It took me a while to hear about a recent research report from the Ponemon Institute regarding application business logic attacks.
2012 Web Session Intelligence & Security Report: Business Logic Abuse Edition, published in early October, describes the results of a survey of 425 United Kingdom IT and IT security practitioners with some responsibility for the security of their transactional website and who were familiar with logic abuse. A parallel report details the survey of 643 similar professionals in the United States of America. In these studies, business logic abuse is the mis-use of intentional web site functionality to "perpetrate cyber attacks, hacks or fraud".
The most interesting figure is that 90% of companies lost revenues due to the financial or brand impact of fraud (alone?), and 20-25% lost more than 5% of their total revenues. The business logic abuse scenarios presented are web scraping, account hijacking, click fraud, botnets causing denial of service, electronic wallet exploitation, coupon abuse, testing stolen credit cards, mobile device malware to take over customer accounts, app store/marketplace fraud, and mass registration.

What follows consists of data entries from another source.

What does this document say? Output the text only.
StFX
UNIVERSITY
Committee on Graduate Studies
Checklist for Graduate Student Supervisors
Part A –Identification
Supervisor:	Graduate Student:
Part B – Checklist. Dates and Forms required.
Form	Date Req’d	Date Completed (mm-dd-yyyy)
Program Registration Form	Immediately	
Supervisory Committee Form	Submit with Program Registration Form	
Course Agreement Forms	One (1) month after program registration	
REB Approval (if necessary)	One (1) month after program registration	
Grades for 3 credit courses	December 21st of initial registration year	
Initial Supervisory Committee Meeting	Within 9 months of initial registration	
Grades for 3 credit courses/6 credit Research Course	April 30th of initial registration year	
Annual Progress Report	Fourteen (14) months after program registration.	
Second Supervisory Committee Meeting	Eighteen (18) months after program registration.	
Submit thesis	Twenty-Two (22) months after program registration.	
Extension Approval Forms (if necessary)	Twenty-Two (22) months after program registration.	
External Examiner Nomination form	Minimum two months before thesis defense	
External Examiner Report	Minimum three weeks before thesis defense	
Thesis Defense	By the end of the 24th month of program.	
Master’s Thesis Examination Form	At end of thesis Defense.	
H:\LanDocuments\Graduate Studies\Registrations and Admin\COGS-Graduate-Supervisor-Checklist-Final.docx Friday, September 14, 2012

However, I was most interested to see what these IT and IT Security practitioners considered ought to be the steps that are taken to detect or prevent business logic abuse. The answers appeared to be selected from a pre-defined list provided in the survey, with "Manual inspection and assessment of web pages" during development and in production seemingly being the two most "important or very important" methods (each by about 50% of those responding). This is not "business logic security testing" since "thorough testing of the website's functionality prior to production" was a different item and considered important or very important by 20-30% of those responding.
But there was no mention of defining security requirement in advance, secure design, threat assessment, manual and automated code analysis, etc, or of building attack detection and prevention into the web sites themselves. Yes, web application firewalls (WAFs) and "content aware firewalls" were mentioned, and it seems the surveys' authors and respondents are very biaised towards operational practices.
The reports' conclusions appear to have missed that the activities are generally too late (not just too little), and that a range of security practices are needed throughout the software development life cycle (SDLC). However, the reports' recommendation to assign responsibility for web site security is correctly the most important first step.